You may be really mad right now. I just discounted all of Israel’s big political parties. But that isn’t my intention. Some of the politicians and Knesset members mentioned here are worthy, dedicated and well-meaning, who also do important things that can cost them a personal price. They didn’t invent the system in which interest groups in the public and private sectors trap democracy, leaving politicians little room to maneuver, and become preoccupied with smoke screens that influence the economic and social structures in Israel not one whit.
Nor is this some Israeli invention. Devotees of the American free market method are mostly unaware that the American system is astonishingly similar. American politics is no less enslaved by interest groups than the Israeli one, and if anything is apparently more so. United States President Barack Obama promised to change the system but has been ground down. Washington lobbyists, war-mongers and arms dealers with ties to the Pentagon, are stronger and more influential than ever.
Over the past 20 years, many of the differences between the Republican and Democratic parties have become blurred, as both came to faithfully serve the interest groups. Hillary and Bill Clinton are just as connected with Wall Street as the leaders of the “conservative” Republican Party. Only fringes on the left and certain mavericks on the right remain unbending before the rule of money, the big unions in the monopolistic industries and the giant companies.
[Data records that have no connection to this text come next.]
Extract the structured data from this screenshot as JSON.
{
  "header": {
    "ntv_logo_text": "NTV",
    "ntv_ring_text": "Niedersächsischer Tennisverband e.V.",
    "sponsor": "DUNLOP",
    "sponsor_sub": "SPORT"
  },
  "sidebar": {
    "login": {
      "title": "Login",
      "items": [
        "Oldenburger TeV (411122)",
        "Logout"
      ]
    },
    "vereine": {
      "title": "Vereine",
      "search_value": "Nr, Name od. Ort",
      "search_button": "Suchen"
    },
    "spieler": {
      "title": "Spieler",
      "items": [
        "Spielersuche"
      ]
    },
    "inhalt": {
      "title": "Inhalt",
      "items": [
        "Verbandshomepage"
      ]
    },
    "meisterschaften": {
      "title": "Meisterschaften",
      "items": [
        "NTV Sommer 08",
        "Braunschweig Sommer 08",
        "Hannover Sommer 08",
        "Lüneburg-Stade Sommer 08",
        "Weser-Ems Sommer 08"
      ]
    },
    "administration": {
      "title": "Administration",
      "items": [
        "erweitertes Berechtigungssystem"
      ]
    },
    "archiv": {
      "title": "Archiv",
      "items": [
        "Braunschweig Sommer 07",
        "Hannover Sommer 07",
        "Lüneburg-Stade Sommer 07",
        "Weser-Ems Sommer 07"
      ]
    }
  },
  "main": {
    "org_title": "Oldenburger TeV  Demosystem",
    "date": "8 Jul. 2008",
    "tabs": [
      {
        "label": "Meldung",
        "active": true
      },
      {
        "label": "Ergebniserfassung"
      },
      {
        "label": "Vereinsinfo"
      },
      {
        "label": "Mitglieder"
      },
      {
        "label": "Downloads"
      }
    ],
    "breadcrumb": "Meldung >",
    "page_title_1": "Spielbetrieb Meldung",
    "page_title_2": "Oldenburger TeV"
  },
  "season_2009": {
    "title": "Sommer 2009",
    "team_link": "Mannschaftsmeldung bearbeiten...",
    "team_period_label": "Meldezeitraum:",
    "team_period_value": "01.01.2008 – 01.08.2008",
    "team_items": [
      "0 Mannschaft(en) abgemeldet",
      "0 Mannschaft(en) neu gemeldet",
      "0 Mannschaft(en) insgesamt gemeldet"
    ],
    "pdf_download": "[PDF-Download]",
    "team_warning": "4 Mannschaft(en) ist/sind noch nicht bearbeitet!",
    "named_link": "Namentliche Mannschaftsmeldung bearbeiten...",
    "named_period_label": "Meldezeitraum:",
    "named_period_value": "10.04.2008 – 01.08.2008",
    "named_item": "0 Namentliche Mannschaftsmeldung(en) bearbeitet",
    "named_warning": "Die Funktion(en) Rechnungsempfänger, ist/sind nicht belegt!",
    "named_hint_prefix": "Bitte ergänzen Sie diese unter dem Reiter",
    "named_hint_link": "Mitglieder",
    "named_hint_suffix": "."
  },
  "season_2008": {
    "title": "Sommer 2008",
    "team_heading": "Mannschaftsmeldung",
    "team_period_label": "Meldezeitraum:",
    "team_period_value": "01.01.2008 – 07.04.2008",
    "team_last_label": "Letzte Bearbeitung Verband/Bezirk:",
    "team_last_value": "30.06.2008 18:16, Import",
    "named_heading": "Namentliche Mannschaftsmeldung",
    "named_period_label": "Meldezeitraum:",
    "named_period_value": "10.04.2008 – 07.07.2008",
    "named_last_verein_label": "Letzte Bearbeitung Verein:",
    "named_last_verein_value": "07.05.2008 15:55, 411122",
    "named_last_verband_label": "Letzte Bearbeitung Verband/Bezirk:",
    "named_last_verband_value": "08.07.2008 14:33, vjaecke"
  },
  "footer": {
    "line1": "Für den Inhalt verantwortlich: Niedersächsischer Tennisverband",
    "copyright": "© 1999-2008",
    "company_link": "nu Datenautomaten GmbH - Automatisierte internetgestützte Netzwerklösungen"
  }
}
My purpose in this text is to explain why no politician riding a white ass will bring the change that so many of you yearn for. Changes always come from outside the establishment, outside the political system, from new ideas and new groups. The history of social movements, such as the civil rights movement in the U.S., show these processes take a very long time. I’d like to believe they can be faster in this digital age. I think the social protest proved that the discourse can change very fast, as can perceptions and economic policy, once the public wakes up. Yet it still takes a lot of time.
The public’s process of learning and waking up has just begun. We are entering a new age of searching for new models. Capitalism and government will have to reinvent themselves. The ones who invent them won’t be establishment, not politicians and not the government: They’ll be the last to join or react. As always, I invite you to wake up and take part in this discourse, because there are no shortcuts.